The clean
verb makes it easier and safer to clean various products of a catkin workspace. In addition to removing entire build, devel, and install spaces, it also gives you more fine-grained control over removing just parts of these directories.
The clean
verb is context-aware, but in order to work, it must be given the path to an initialized catkin workspace, or called from a path contained in an initialized catkin workspace.
For any configuration, any of the active profile's spaces can be cleaned entirely. This includes any of the top-level directories which are configured for a given profile. See the full command line interface for specifying specific spaces to clean.
To clean all of the spaces for a given profile, you can call the clean
verb without arguments:
catkin clean
When running this command, catkin
will prompt you to confirm that you want to delete the entire directories:
$ catkin clean
[clean] Warning: This will completely remove the following directories. (Use `--yes` to skip this check)

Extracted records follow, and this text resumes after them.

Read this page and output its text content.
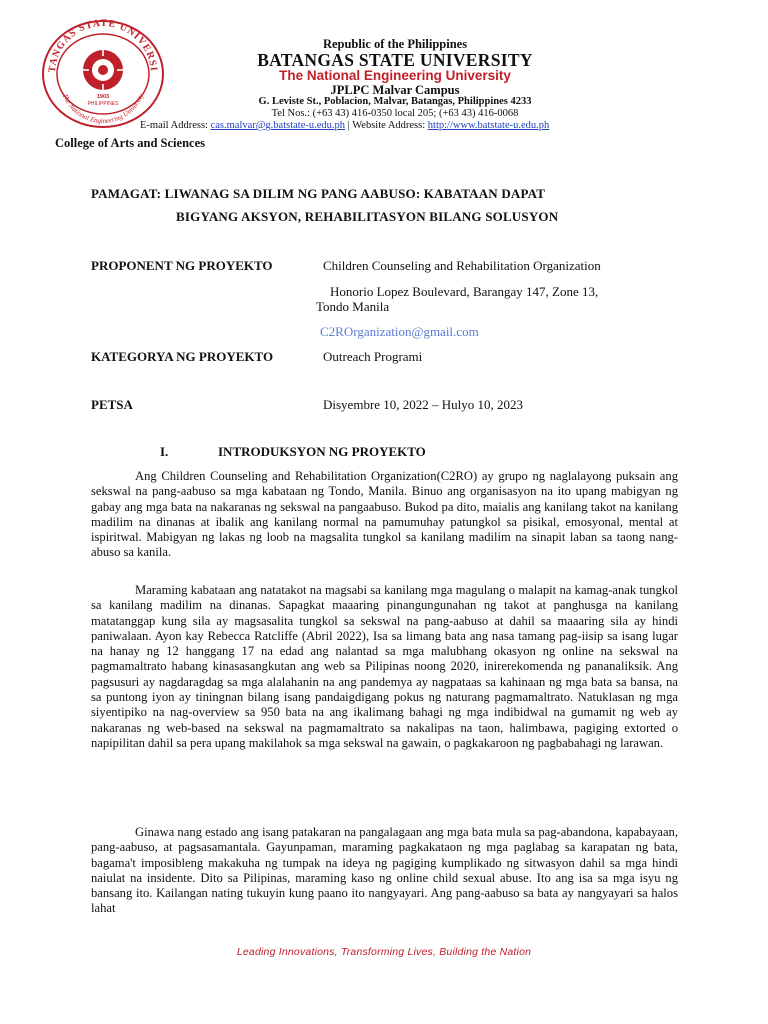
TANGAS STATE UNIVERSI
The National Engineering University
1903
PHILIPPINES
Republic of the Philippines
BATANGAS STATE UNIVERSITY
The National Engineering University
JPLPC Malvar Campus
G. Leviste St., Poblacion, Malvar, Batangas, Philippines 4233
Tel Nos.: (+63 43) 416-0350 local 205; (+63 43) 416-0068
E-mail Address: cas.malvar@g.batstate-u.edu.ph | Website Address: http://www.batstate-u.edu.ph
College of Arts and Sciences
PAMAGAT: LIWANAG SA DILIM NG PANG AABUSO: KABATAAN DAPAT
BIGYANG AKSYON, REHABILITASYON BILANG SOLUSYON
PROPONENT NG PROYEKTO	Children Counseling and Rehabilitation Organization
Honorio Lopez Boulevard, Barangay 147, Zone 13,
Tondo Manila
C2ROrganization@gmail.com
KATEGORYA NG PROYEKTO	Outreach Programi
PETSA	Disyembre 10, 2022 – Hulyo 10, 2023
I.	INTRODUKSYON NG PROYEKTO

Ang Children Counseling and Rehabilitation Organization(C2RO) ay grupo ng naglalayong puksain ang sekswal na pang-aabuso sa mga kabataan ng Tondo, Manila. Binuo ang organisasyon na ito upang mabigyan ng gabay ang mga bata na nakaranas ng sekswal na pangaabuso. Bukod pa dito, maialis ang kanilang takot na kanilang madilim na dinanas at ibalik ang kanilang normal na pamumuhay patungkol sa pisikal, emosyonal, mental at ispiritwal. Mabigyan ng lakas ng loob na magsalita tungkol sa kanilang madilim na sinapit laban sa taong nang-abuso sa kanila.

Maraming kabataan ang natatakot na magsabi sa kanilang mga magulang o malapit na kamag-anak tungkol sa kanilang madilim na dinanas. Sapagkat maaaring pinangungunahan ng takot at panghusga na kanilang matatanggap kung sila ay magsasalita tungkol sa sekswal na pang-aabuso at dahil sa maaaring sila ay hindi paniwalaan. Ayon kay Rebecca Ratcliffe (Abril 2022), Isa sa limang bata ang nasa tamang pag-iisip sa isang lugar na hanay ng 12 hanggang 17 na edad ang nalantad sa mga malubhang okasyon ng online na sekswal na pagmamaltrato habang kinasasangkutan ang web sa Pilipinas noong 2020, inirerekomenda ng pananaliksik. Ang pagsusuri ay nagdaragdag sa mga alalahanin na ang pandemya ay nagpataas sa kahinaan ng mga bata sa bansa, na sa puntong iyon ay tiningnan bilang isang pandaigdigang pokus ng naturang pagmamaltrato. Natuklasan ng mga siyentipiko na nag-overview sa 950 bata na ang ikalimang bahagi ng mga indibidwal na gumamit ng web ay nakaranas ng web-based na sekswal na pagmamaltrato sa nakalipas na taon, halimbawa, pagiging extorted o napipilitan dahil sa pera upang makilahok sa mga sekswal na gawain, o pagkakaroon ng pagbabahagi ng larawan.

Ginawa nang estado ang isang patakaran na pangalagaan ang mga bata mula sa pag-abandona, kapabayaan, pang-aabuso, at pagsasamantala. Gayunpaman, maraming pagkakataon ng mga paglabag sa karapatan ng bata, bagama't imposibleng makakuha ng tumpak na ideya ng pagiging kumplikado ng sitwasyon dahil sa mga hindi naiulat na insidente. Dito sa Pilipinas, maraming kaso ng online child sexual abuse. Ito ang isa sa mga isyu ng bansang ito. Kailangan nating tukuyin kung paano ito nangyayari. Ang pang-aabuso sa bata ay nangyayari sa halos lahat

Leading Innovations, Transforming Lives, Building the Nation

[clean] Log Space: /tmp/quickstart_ws/logs
[clean] Build Space: /tmp/quickstart_ws/build
[clean] Devel Space: /tmp/quickstart_ws/devel
[clean] Are you sure you want to completely remove the directories listed above? [yN]:
If you want to skip this check, you can use the --yes
or -y
options:
$ catkin clean -y
[clean] Removing develspace: /tmp/quickstart_ws/devel
[clean] Removing buildspace: /tmp/quickstart_ws/build
[clean] Removing log space: /tmp/quickstart_ws/logs
Note
The clean
verb will also ask for additional confirmation if any of the directories to be removed are outside of your workspace root. To skip this additional check, you can use the --force
option.
If a workspace is built with a linked
devel space, the clean
verb can be used to clean the products from individual packages. This is possible since the catkin
program will symbolically link the build products into the devel space, and stores a list of these links.
Cleaning a single package (or several packages) is as simple as naming them:
catkin clean PKGNAME
This will remove products from this package from the devel space, and remove its build space.
Sometimes, you may disable or remove source packages from your workspace's source space. After packages have been removed from your source space, you can automatically clean the "orphaned" products with the following command:
catkin clean --orphans
When cleaning one package, it's sometimes useful to also clean all of the packages which depend on it. This can prevent leftover elements from affecting the dependents. To clean a package and only the packages which depend on it, you can run the following:
catkin clean --dependents PKGNAME
By default, the clean
operating is applied only to the active or specified profile. To apply it to all profiles, use the --all-profiles
option.
If you want to clean everything except the source space (i.e. all files and folders generated by the catkin
command, you can use --deinit
to "deinitialize" the workspace. This will clean all products from all packages for all profiles, as well as the profile metadata, itself. After running this, a catkin_tools
workspace will need to be reinitialized to be used.